Constraining the factor analytical solutions obtained from multiple-year receptor modeling of ambient PM2.5 data from five speciation sites in Ontario, Canada

• A new method for imposing mathematical constraints on multi-site PMF is discussed.
• The concept of softness in factor solutions is discussed.
• An iterative method that uses the measure of softness to select the individual constraints to impose is detailed.
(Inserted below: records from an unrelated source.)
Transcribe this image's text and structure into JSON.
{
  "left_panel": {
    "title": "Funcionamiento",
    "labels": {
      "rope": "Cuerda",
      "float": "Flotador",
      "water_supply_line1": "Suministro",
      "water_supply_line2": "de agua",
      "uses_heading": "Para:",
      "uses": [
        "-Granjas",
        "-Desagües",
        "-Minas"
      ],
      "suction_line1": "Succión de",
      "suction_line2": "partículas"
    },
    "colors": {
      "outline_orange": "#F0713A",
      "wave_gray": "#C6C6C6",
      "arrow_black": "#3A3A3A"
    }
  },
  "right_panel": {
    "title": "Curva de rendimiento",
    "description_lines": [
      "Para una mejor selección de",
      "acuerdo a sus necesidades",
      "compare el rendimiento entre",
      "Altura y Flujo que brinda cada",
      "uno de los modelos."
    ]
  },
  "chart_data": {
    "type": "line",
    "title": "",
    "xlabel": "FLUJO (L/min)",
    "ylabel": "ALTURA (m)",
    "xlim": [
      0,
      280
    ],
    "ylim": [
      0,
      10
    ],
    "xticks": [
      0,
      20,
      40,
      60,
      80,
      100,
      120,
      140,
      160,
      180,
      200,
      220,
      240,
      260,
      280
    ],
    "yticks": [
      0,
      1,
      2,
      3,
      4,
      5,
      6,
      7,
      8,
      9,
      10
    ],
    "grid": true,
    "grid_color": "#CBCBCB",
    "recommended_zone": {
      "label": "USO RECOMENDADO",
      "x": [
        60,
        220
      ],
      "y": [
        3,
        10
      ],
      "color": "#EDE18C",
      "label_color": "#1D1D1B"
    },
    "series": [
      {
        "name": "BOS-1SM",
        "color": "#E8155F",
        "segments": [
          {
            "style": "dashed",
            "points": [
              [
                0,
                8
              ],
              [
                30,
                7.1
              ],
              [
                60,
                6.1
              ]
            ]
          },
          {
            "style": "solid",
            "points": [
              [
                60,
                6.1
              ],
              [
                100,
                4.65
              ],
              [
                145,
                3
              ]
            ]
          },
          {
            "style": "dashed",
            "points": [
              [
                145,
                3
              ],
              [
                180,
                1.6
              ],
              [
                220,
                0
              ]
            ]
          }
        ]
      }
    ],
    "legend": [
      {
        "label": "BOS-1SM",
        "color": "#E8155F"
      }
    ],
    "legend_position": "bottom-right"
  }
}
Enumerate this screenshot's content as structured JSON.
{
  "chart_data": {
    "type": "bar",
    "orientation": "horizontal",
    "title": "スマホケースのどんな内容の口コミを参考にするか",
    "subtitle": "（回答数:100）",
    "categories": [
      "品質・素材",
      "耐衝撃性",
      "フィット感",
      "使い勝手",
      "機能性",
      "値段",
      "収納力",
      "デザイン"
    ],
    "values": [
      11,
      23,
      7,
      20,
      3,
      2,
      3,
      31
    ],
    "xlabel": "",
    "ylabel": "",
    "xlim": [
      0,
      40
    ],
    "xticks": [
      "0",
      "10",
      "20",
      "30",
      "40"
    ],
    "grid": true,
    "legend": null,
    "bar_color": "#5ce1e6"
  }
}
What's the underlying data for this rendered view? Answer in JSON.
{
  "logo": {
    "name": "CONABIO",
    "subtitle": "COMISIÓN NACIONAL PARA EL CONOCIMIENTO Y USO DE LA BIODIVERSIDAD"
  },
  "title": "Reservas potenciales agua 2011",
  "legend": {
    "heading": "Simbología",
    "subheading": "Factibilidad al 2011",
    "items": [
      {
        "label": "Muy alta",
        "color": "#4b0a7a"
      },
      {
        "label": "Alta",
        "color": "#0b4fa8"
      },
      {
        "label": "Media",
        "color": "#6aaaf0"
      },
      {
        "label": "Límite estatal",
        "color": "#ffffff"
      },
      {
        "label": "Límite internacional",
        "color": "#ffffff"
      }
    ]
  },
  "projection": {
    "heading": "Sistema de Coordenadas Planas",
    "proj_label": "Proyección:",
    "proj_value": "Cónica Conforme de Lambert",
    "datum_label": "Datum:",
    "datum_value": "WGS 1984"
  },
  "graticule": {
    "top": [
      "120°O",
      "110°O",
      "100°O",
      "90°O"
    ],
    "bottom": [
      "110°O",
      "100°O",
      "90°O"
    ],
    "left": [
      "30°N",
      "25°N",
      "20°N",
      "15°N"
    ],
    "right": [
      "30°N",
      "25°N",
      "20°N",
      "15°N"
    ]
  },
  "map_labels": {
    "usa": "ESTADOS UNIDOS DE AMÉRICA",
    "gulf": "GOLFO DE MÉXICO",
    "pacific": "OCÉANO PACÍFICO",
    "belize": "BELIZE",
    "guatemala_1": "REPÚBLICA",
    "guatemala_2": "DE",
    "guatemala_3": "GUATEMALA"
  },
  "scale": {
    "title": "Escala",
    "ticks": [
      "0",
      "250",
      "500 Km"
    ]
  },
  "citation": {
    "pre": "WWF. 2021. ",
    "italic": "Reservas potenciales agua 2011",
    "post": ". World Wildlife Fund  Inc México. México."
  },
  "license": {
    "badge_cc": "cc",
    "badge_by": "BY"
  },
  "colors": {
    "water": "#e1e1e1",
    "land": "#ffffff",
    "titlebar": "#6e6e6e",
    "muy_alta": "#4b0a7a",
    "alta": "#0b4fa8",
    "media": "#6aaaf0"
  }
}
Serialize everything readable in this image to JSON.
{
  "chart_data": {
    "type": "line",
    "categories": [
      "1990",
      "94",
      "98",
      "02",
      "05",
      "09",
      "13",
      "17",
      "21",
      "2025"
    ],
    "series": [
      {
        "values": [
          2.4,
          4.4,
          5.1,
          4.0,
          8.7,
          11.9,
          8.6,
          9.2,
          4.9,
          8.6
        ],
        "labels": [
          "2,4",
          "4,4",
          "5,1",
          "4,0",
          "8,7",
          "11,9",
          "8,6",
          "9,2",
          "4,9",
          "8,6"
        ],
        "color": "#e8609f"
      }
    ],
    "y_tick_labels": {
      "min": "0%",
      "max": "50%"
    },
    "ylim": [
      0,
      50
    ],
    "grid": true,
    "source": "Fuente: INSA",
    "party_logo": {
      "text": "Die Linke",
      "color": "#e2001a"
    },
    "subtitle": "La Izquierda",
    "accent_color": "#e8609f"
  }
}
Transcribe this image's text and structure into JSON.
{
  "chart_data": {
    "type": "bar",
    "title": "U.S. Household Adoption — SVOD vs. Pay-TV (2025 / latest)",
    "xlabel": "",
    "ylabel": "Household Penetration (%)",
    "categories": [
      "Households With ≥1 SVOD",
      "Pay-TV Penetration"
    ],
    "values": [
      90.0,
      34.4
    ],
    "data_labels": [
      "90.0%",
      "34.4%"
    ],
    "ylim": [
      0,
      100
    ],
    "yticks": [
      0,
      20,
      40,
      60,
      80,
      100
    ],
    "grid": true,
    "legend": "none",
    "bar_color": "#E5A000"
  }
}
Rotational ambiguity in factor analyses leads to solutions that are not always consistent with reality. The inherent non-negativity constraints in positive matrix factorization (PMF) help to prevent factor solutions from becoming overly unrealistic, but they are not sufficient to prevent unwanted rotations that could manifest in factors that should have similar compositions varying across multiple sites. The Canadian National Air Pollution Surveillance (NAPS) network operates five fine particulate matter (PM2.5) speciation sites in Ontario. Data from these sites from 2005 to 2010 were subjected to PMF to obtain factors representing sources of particulate matter. Eight factors were found to be common across these sites. These factors had profiles that varied greatly from one site to the other, suggesting that the PMF solutions were impacted by some rotational ambiguity. New features in the EPA PMF V5 program allow the use of a priori information to impose mathematical constraints that guide the evolution of the factor solutions. These constraints reduce the rotational space. In situations where major emissions sources are known and located in the neighborhood of receptors, or emissions inventories and literature source profiles exist, it is easy to use these profiles to force the factor solutions to conform to the expected signatures. In our case, reported source profiles were neither available nor applicable due to the large spatial span of potential sources and receptor sites. This work describes how such constraints can be generated and used in these complex situations. The fundamental principle explored in this work is the concept of ‘stiffness’ of PMF solutions to identify the desirable non-rotating factors.